Habitué des reportages en Turquie, Andy Spyra ne s'attendait pas être traité comme un hors-la-loi dès son arrivée à l'aéroport, ni à être refoulé dans son pays après une nuit en détention. Le 28 mars dernier, après un interrogatoire en bonne et due forme et une fouille complète, y compris des cartes mémoires de ses travaux photographiques, le photoreporter s'est vu expliquer qu'il était persona non grata en Turquie « pour raison de sécurité », sans autre détail.
Ce n'est qu'ensuite, à son retour en Allemagne, qu'il apprit que la police turque avait contacté les autorités allemandes pour vérifier son identité et son casier judiciaire sur des soupçons d'accointance avec des réseaux jihadistes.
Et, bien que les services de renseignements allemands aient attesté sa probité, il a tout de même été remis dans le premier avion pour Düsseldorf. Le magazine Der Spiegel, pour lequel Andy Spyra était parti en mission pour travailler sur les cérémonies commémoratives du génocide, a rapporté l’affaire samedi 4 avril.
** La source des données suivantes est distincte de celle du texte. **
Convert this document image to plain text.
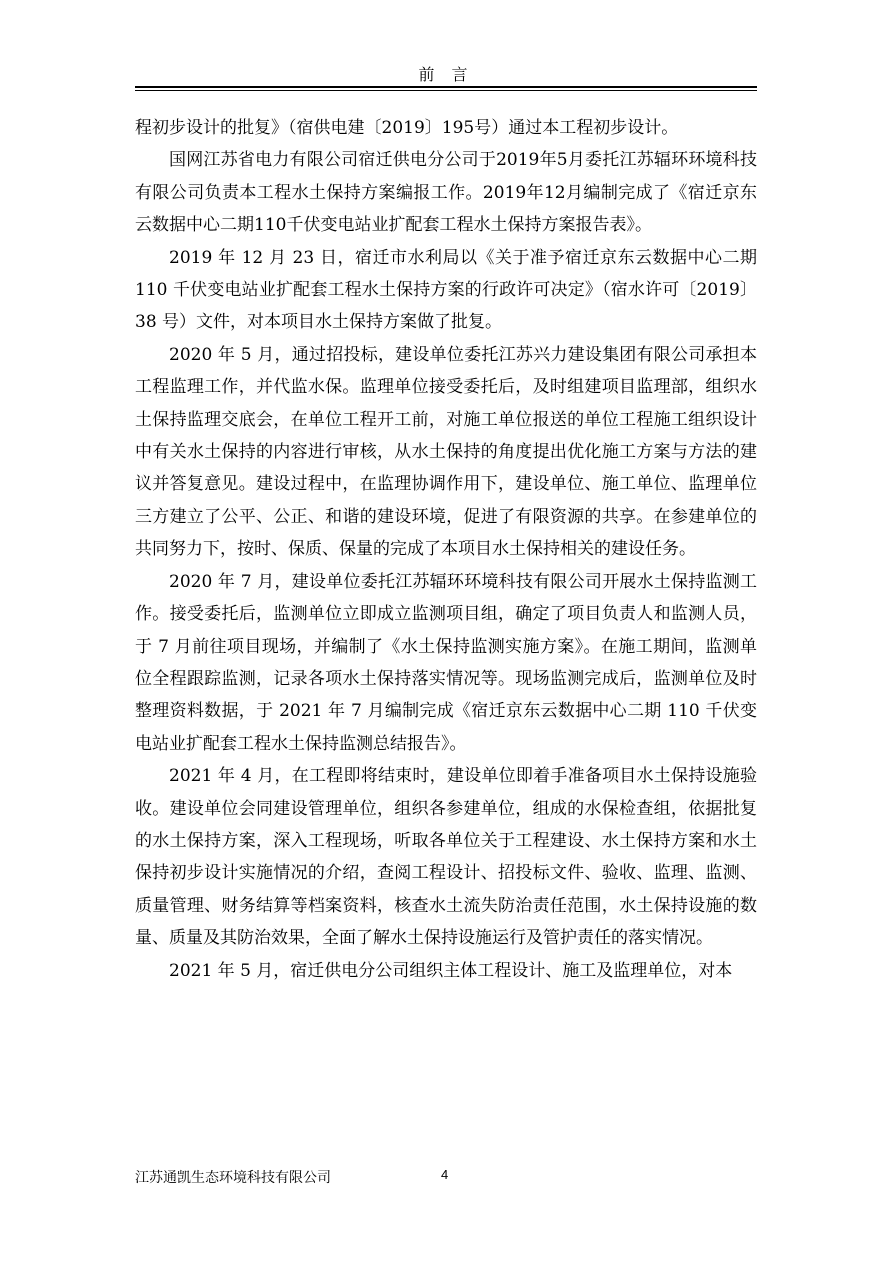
前 言

程初步设计的批复》（宿供电建〔2019〕195号）通过本工程初步设计。

国网江苏省电力有限公司宿迁供电分公司于2019年5月委托江苏辐环环境科技有限公司负责本工程水土保持方案编报工作。2019年12月编制完成了《宿迁京东云数据中心二期110千伏变电站业扩配套工程水土保持方案报告表》。

2019 年 12 月 23 日，宿迁市水利局以《关于准予宿迁京东云数据中心二期 110 千伏变电站业扩配套工程水土保持方案的行政许可决定》（宿水许可〔2019〕38 号）文件，对本项目水土保持方案做了批复。

2020 年 5 月，通过招投标，建设单位委托江苏兴力建设集团有限公司承担本工程监理工作，并代监水保。监理单位接受委托后，及时组建项目监理部，组织水土保持监理交底会，在单位工程开工前，对施工单位报送的单位工程施工组织设计中有关水土保持的内容进行审核，从水土保持的角度提出优化施工方案与方法的建议并答复意见。建设过程中，在监理协调作用下，建设单位、施工单位、监理单位三方建立了公平、公正、和谐的建设环境，促进了有限资源的共享。在参建单位的共同努力下，按时、保质、保量的完成了本项目水土保持相关的建设任务。

2020 年 7 月，建设单位委托江苏辐环环境科技有限公司开展水土保持监测工作。接受委托后，监测单位立即成立监测项目组，确定了项目负责人和监测人员，于 7 月前往项目现场，并编制了《水土保持监测实施方案》。在施工期间，监测单位全程跟踪监测，记录各项水土保持落实情况等。现场监测完成后，监测单位及时整理资料数据，于 2021 年 7 月编制完成《宿迁京东云数据中心二期 110 千伏变电站业扩配套工程水土保持监测总结报告》。

2021 年 4 月，在工程即将结束时，建设单位即着手准备项目水土保持设施验收。建设单位会同建设管理单位，组织各参建单位，组成的水保检查组，依据批复的水土保持方案，深入工程现场，听取各单位关于工程建设、水土保持方案和水土保持初步设计实施情况的介绍，查阅工程设计、招投标文件、验收、监理、监测、质量管理、财务结算等档案资料，核查水土流失防治责任范围，水土保持设施的数量、质量及其防治效果，全面了解水土保持设施运行及管护责任的落实情况。

2021 年 5 月，宿迁供电分公司组织主体工程设计、施工及监理单位，对本

江苏通凯生态环境科技有限公司	4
Un prétexte jugé falacieux
Pour Andy Spyra, le prétexte de son expulsion était fallacieux, et la vraie raison de son renvoi est un reportage publié deux semaines auparavant, qui traitait du centenaire du génocide arménien. Le sujet qu'il venait justement à traiter de nouveau en Turquie même. Au mois de mars, déjà, une équipe de la télévision allemande ZDF s'était vue refuser une autorisation de tournage en Turquie sur le même sujet de l'anniversaire du génocide de 1915. Un précédent qui renforce Andy Spyra dans son idée que c'est bien là la raison de son refoulement.
Parallèlement à ces mesures prises à l’encontre de journalistes étrangers, une conférence internationale annoncée depuis mars, et coparrainée par la Fondation turque d'histoire (Tarih Vakfi) et l'université de Californie-Los Angeles (UCLA). Intitulée « Génocide arménien : concepts et regards croisés », elle devait se tenir à l'université Bilgi d'Istanbul le 26 avril prochain, mais a été annulée suite à des pressions, rapporte l'hebdomadaire arménien Agos. Un hebdomadaire dont le directeur de la publication avait été assassiné en janvier 2007.